Face Recognition: Too Bias, or Not Too Bias?

arXiv:2002.06483v4147 citationsHas Code
AI Analysis

This addresses bias issues in facial recognition, which is critical for fairness in applications like security and surveillance, though it is incremental as it builds on existing threshold optimization methods.

The paper tackles bias in facial recognition systems by introducing a Balanced Faces In the Wild (BFW) dataset balanced for gender and ethnicity, showing that using subgroup-specific thresholds instead of a global one reduces performance gaps and boosts overall accuracy.

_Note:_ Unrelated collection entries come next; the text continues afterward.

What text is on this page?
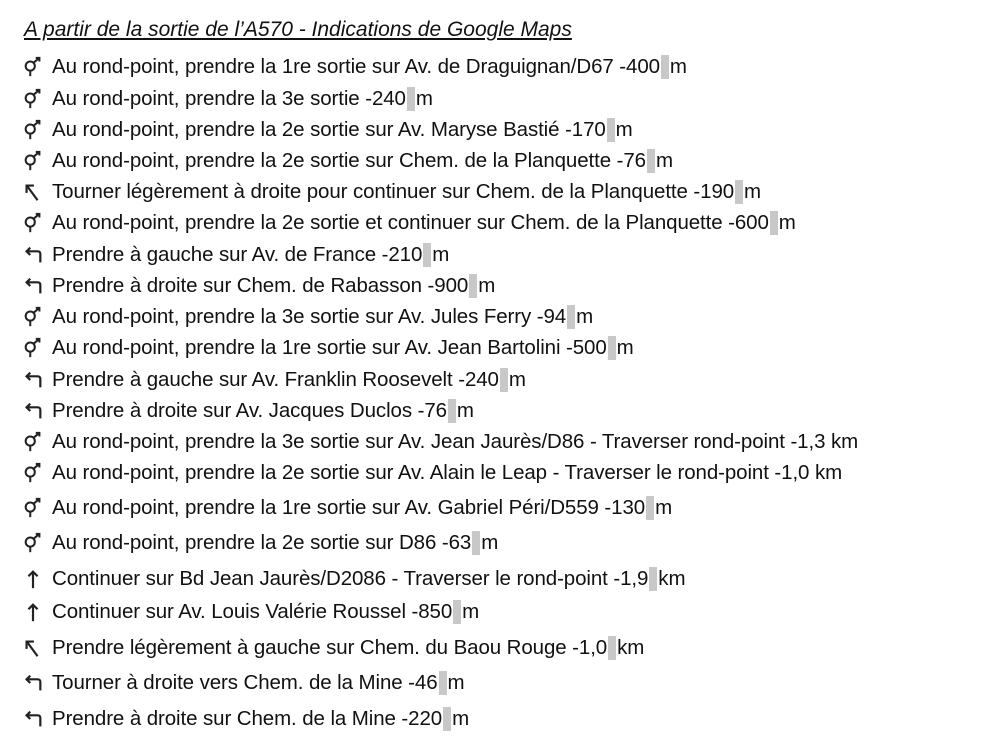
A partir de la sortie de l’A570 - Indications de Google Maps
Au rond-point, prendre la 1re sortie sur Av. de Draguignan/D67 - 400 m
Au rond-point, prendre la 3e sortie - 240 m
Au rond-point, prendre la 2e sortie sur Av. Maryse Bastié - 170 m
Au rond-point, prendre la 2e sortie sur Chem. de la Planquette - 76 m
Tourner légèrement à droite pour continuer sur Chem. de la Planquette - 190 m
Au rond-point, prendre la 2e sortie et continuer sur Chem. de la Planquette - 600 m
Prendre à gauche sur Av. de France - 210 m
Prendre à droite sur Chem. de Rabasson - 900 m
Au rond-point, prendre la 3e sortie sur Av. Jules Ferry - 94 m
Au rond-point, prendre la 1re sortie sur Av. Jean Bartolini - 500 m
Prendre à gauche sur Av. Franklin Roosevelt - 240 m
Prendre à droite sur Av. Jacques Duclos - 76 m
Au rond-point, prendre la 3e sortie sur Av. Jean Jaurès/D86 - Traverser rond-point - 1,3
km
Au rond-point, prendre la 2e sortie sur Av. Alain le Leap - Traverser le rond-point - 1,0
km
Au rond-point, prendre la 1re sortie sur Av. Gabriel Péri/D559 - 130 m
Au rond-point, prendre la 2e sortie sur D86 - 63 m
Continuer sur Bd Jean Jaurès/D2086 - Traverser le rond-point - 1,9 km
Continuer sur Av. Louis Valérie Roussel - 850 m
Prendre légèrement à gauche sur Chem. du Baou Rouge - 1,0 km
Tourner à droite vers Chem. de la Mine - 46 m
Prendre à droite sur Chem. de la Mine - 220 m
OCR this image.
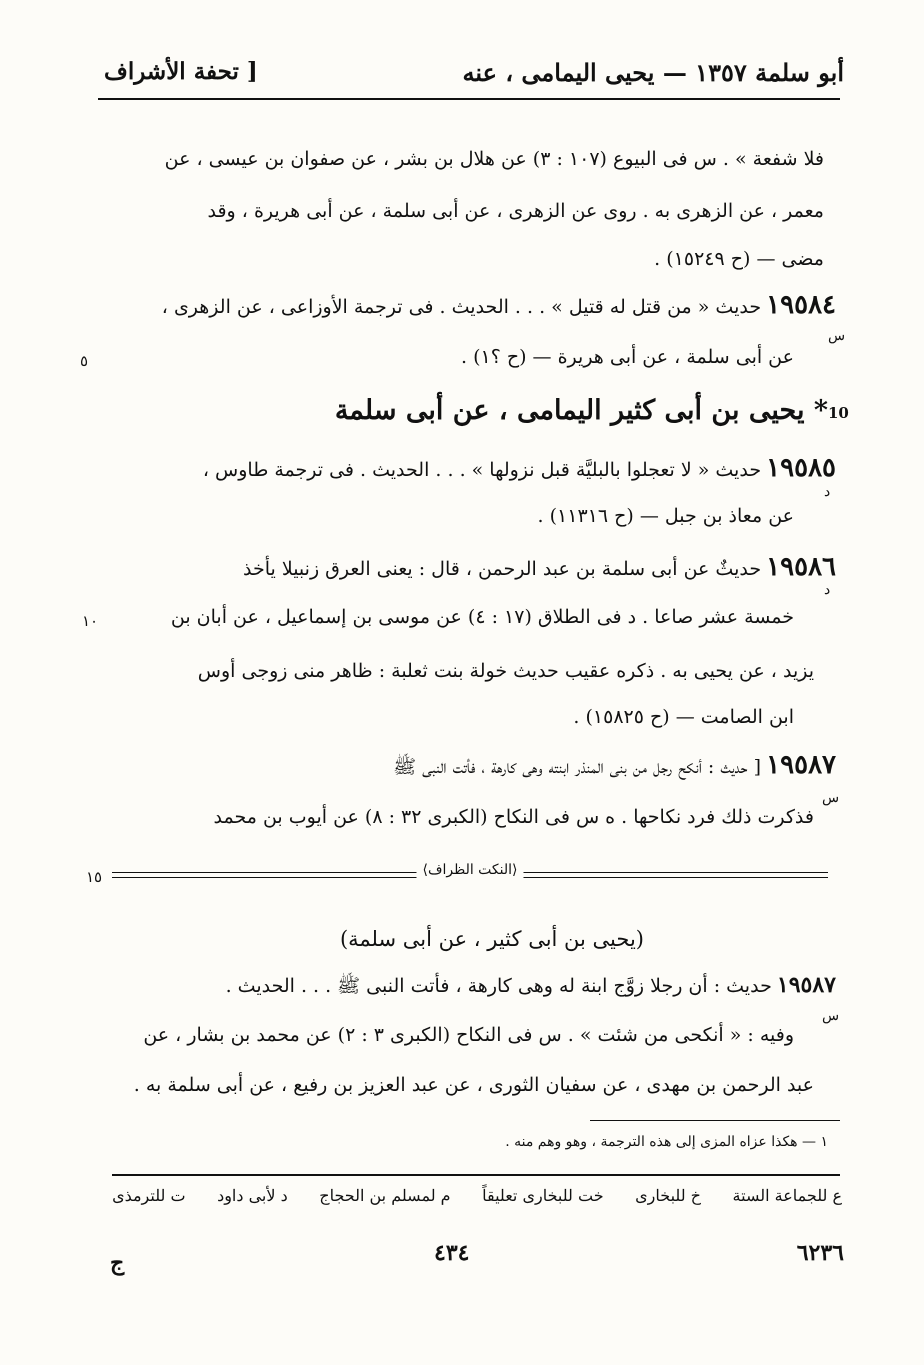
أبو سلمة ١٣٥٧ — يحيى اليمامى ، عنه
[ تحفة الأشراف
فلا شفعة » . س فى البيوع (١٠٧ : ٣) عن هلال بن بشر ، عن صفوان بن عيسى ، عن
معمر ، عن الزهرى به . روى عن الزهرى ، عن أبى سلمة ، عن أبى هريرة ، وقد
مضى — (ح ١٥٢٤٩) .
١٩٥٨٤ حديث « من قتل له قتيل » . . . الحديث . فى ترجمة الأوزاعى ، عن الزهرى ،
س
عن أبى سلمة ، عن أبى هريرة — (ح ؟١) .
٥
* يحيى بن أبى كثير اليمامى ، عن أبى سلمة 10
١٩٥٨٥ حديث « لا تعجلوا بالبليَّة قبل نزولها » . . . الحديث . فى ترجمة طاوس ،
د
عن معاذ بن جبل — (ح ١١٣١٦) .
١٩٥٨٦ حديثٌ عن أبى سلمة بن عبد الرحمن ، قال : يعنى العرق زنبيلا يأخذ
د
خمسة عشر صاعا . د فى الطلاق (١٧ : ٤) عن موسى بن إسماعيل ، عن أبان بن
١٠
يزيد ، عن يحيى به . ذكره عقيب حديث خولة بنت ثعلبة : ظاهر منى زوجى أوس
ابن الصامت — (ح ١٥٨٢٥) .
١٩٥٨٧ [ حديث : أنكح رجل من بنى المنذر ابنته وهى كارهة ، فأتت النبى ﷺ
س
فذكرت ذلك فرد نكاحها . ه س فى النكاح (الكبرى ٣٢ : ٨) عن أيوب بن محمد
١٥	⟨النكت الظراف⟩
(يحيى بن أبى كثير ، عن أبى سلمة)
١٩٥٨٧ حديث : أن رجلا زوَّج ابنة له وهى كارهة ، فأتت النبى ﷺ . . . الحديث .
س
وفيه : « أنكحى من شئت » . س فى النكاح (الكبرى ٣ : ٢) عن محمد بن بشار ، عن
عبد الرحمن بن مهدى ، عن سفيان الثورى ، عن عبد العزيز بن رفيع ، عن أبى سلمة به .
١ — هكذا عزاه المزى إلى هذه الترجمة ، وهو وهم منه .
ع للجماعة الستة
خ للبخارى
خت للبخارى تعليقاً
م لمسلم بن الحجاج
د لأبى داود
ت للترمذى
٦٢٣٦
٤٣٤
ج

We reveal critical insights into problems of bias in state-of-the-art facial recognition (FR) systems using a novel Balanced Faces In the Wild (BFW) dataset: data balanced for gender and ethnic groups. We show variations in the optimal scoring threshold for face-pairs across different subgroups. Thus, the conventional approach of learning a global threshold for all pairs resulting in performance gaps among subgroups. By learning subgroup-specific thresholds, we not only mitigate problems in performance gaps but also show a notable boost in the overall performance. Furthermore, we do a human evaluation to measure the bias in humans, which supports the hypothesis that such a bias exists in human perception. For the BFW database, source code, and more, visit github.com/visionjo/facerec-bias-bfw.